Wednesday 6 April 2016

The Story

Born in Airedale, in the sixties,
they called her "Tubby Lister".
She was a late bloomer,
stayed in her room, playing Wham.
Then BAM.
Benidorm, 1982.
She found you,
or you found her, who knows.
This is how it goes: the Yorkshire and Lancashire merger
took my future further.
Dexy and his Midnight Runners sang about Eileen,
and there was Helen, she was beautiful and seventeen.

So this began. You ran, and
you both ran after each other,
I don't ever doubt that you loved one another.
A little flat, a little puppy, a little baby: me.
Things got fairly serious, quite seriously.
You changed your life, and so did she,
that's just the way people thought things had to be.

Imagine if life had just split right there,
you had not stayed together,
you'd said it wasn't fair
to be tied down, to be stuck in that town,
where all you felt was some rope dragging you down.
Take the baby, raise it alone, Grandad said,
My god, can you imagine the life I'd have had instead?

I apparently emerged into this life,
With a little puppy to accompany me.
The first child, the one in pink,
in photos.
A tiny flat, I wish I could remember that.
For a long time I thought I was a mistake
but what a mistake to make.
Flashing pictures on the wall,
years later, made me see
that you loved me completely.

And then came the other little surprise,
Daniel with his curly hair and squinty eyes.
A stout little maniac with shovels for hands,
he ruined days out and kicked his shoes in the sand,
he jumped into pools and cracked up his skull,
if life were a china shop, he was the bull.

He was clever they said, a genius perhaps,
And growing up, despite the occasional lapse,
he remained the clever one.
And I resigned to be the one that never won.
She loved him more; I always knew.
There was just so much more of me that reminded her of you.
Until I left, went away, spread some miles.
She reached for me in the agony of a trial.

And our story has gone on a different trail,
Thinking twice now that I've lost you, I've flailed
and gasped and we've been through so much strife.
But you are the anchor of my life.
We are the same, and I am proud of that fact,
every now and then, though, I need to react
to feeling the way I do. And you can't talk to me,
in the way I need my dad, best friend, mentor, to be.

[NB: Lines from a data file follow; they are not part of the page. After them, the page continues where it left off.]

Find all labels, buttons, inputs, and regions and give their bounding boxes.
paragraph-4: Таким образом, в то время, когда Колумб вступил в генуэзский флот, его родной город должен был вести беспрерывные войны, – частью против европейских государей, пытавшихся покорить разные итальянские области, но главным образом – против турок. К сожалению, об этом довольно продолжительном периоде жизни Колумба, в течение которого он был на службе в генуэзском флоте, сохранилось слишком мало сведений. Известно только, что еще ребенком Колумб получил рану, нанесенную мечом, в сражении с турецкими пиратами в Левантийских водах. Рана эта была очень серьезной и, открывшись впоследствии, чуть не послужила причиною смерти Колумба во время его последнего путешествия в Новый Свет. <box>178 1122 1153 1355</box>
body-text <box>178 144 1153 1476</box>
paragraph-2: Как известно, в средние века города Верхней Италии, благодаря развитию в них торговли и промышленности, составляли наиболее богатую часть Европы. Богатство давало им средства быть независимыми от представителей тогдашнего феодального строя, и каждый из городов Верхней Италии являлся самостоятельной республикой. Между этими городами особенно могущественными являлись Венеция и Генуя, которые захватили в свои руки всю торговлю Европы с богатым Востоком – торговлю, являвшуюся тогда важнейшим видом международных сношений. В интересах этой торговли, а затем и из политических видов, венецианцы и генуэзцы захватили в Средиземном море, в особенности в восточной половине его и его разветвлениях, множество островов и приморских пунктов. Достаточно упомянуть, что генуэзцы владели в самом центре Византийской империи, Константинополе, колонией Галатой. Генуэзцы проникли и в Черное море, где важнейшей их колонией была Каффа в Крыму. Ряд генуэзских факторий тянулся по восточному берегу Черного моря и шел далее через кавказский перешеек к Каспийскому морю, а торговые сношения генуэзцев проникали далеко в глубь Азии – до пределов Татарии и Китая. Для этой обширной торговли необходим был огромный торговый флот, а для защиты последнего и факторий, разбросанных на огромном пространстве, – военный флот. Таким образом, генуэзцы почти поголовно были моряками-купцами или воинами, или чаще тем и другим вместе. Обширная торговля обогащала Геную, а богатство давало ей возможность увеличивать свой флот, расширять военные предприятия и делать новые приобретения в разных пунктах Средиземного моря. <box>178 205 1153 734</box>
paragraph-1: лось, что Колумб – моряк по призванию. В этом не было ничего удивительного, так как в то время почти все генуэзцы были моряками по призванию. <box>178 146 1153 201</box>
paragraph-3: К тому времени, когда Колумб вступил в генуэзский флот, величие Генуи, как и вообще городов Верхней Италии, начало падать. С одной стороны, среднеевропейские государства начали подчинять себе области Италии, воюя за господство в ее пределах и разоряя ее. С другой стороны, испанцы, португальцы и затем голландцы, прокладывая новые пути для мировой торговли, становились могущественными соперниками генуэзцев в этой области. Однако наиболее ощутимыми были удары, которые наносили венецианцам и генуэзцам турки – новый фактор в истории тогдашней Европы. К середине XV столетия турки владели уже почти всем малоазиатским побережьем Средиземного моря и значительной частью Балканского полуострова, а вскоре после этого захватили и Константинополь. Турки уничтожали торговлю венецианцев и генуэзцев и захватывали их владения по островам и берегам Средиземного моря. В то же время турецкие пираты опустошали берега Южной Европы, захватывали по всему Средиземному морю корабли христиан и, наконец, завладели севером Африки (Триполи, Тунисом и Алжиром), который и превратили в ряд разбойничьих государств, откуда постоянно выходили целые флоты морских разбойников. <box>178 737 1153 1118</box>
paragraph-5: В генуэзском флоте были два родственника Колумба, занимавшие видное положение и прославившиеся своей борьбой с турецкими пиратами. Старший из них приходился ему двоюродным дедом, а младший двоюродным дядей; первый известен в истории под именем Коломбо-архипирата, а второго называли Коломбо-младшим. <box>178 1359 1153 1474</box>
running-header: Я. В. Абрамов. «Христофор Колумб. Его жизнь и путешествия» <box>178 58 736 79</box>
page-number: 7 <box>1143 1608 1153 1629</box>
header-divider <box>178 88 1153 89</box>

And then Helen thrashed out of this life.
Or slept through it.
Doesn't matter, she's not here to
talk to if I wanted to. Which I do.
I lost a limb, no not that, an organ.
A piece of me that can't be replaced,
I will never close my eyes and not
see her face. Every thing I do is laced
with the loss of her.

So we are now placed here. Later.
Your children are together. And trying. We need to try to
get over mum dying.
I know we are grown and we are old enough,
but is it still okay to say I am not that tough?

I still need that man.
Because I'm your child and you're my father. That will never change
No matter my sadly increasing age.
You still are that hero. That Rochdale imposter.
Don't let me lose you, now that I've lost her.